Original URL: http://www.theregister.co.uk/2009/03/12/privacy_fining/
UK's privacy watchdog not very bitey
Trailing Europe on fining powers
The UK's privacy watchdog lags most of Europe in the strength of its powers, according to research produced by a data protection journal.
While 16 of the EU's 27 data protection watchdogs have the power to impose fines, the UK's Information Commissioner's Office (ICO) is still waiting to be granted that power, Privacy & Data Protection found.
Last May the Government surprised observers when it gave the ICO the power to fine companies behind serious data breaches. Those breaches either have to be deliberate or be the result of a failure to take reasonable steps to stop a foreseeable breach.
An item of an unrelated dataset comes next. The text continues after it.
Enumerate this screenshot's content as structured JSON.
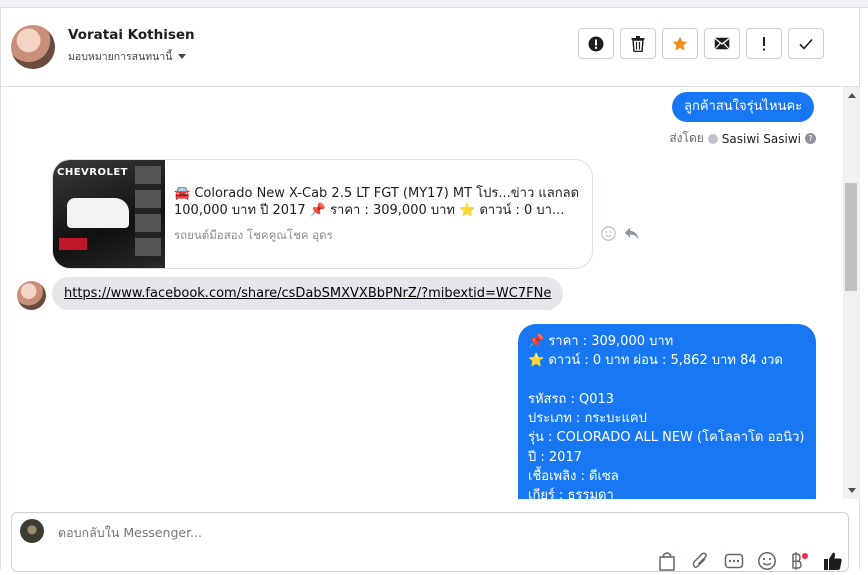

Those powers, though now part of the Data Protection Act, await a ministerial order to bring them into force. It is not yet clear how much the fines, or monetary penalty notices, could be. The journal Privacy & Data Protection said that the powers exist in most other EU states.
"For the most part, elsewhere in the EU offences such as failures to deal with subject access requests accurately, failures to notify of processing, and breaches of fair processing and security requirements, are punishable by fines in the thousands [of euros]," it said.
Privacy & Data Protection said that data protection authorities in 17 of the EU's 27 member states had the power to fine organisations for data breaches.
Information Commissioner Richard Thomas has called time and again for greater powers. He has long sought the power to audit any organisation's data handling without their permission. In the aftermath of HM Revenue and Customs' loss of 25 million people's personal data in 2007 his office was given that power, but only in relation to public authorities.
He has also long campaigned for the power to issue fines as well as for autonomy from Government department the Ministry of Justice. Thomas has said it would be preferable to have the freedom to report directly to Parliament rather than directly to an arm of Government.
The PDP research found that 16 EU member states have data protection regulators with the power to fine. These are Bulgaria; Cyprus; Czech Republic; Denmark; Estonia; France; Greece; Italy; Latvia; Malta; the Netherlands; Portugal; Romania; Slovakia; Slovenia; and Spain.
Spain's regulator has the power to issue the biggest fine and has issued the highest fine in the EU, PDP said. It fined the maker of the Big Brother television programme €1.1m for failing to protect the personal data of applicants for the programme.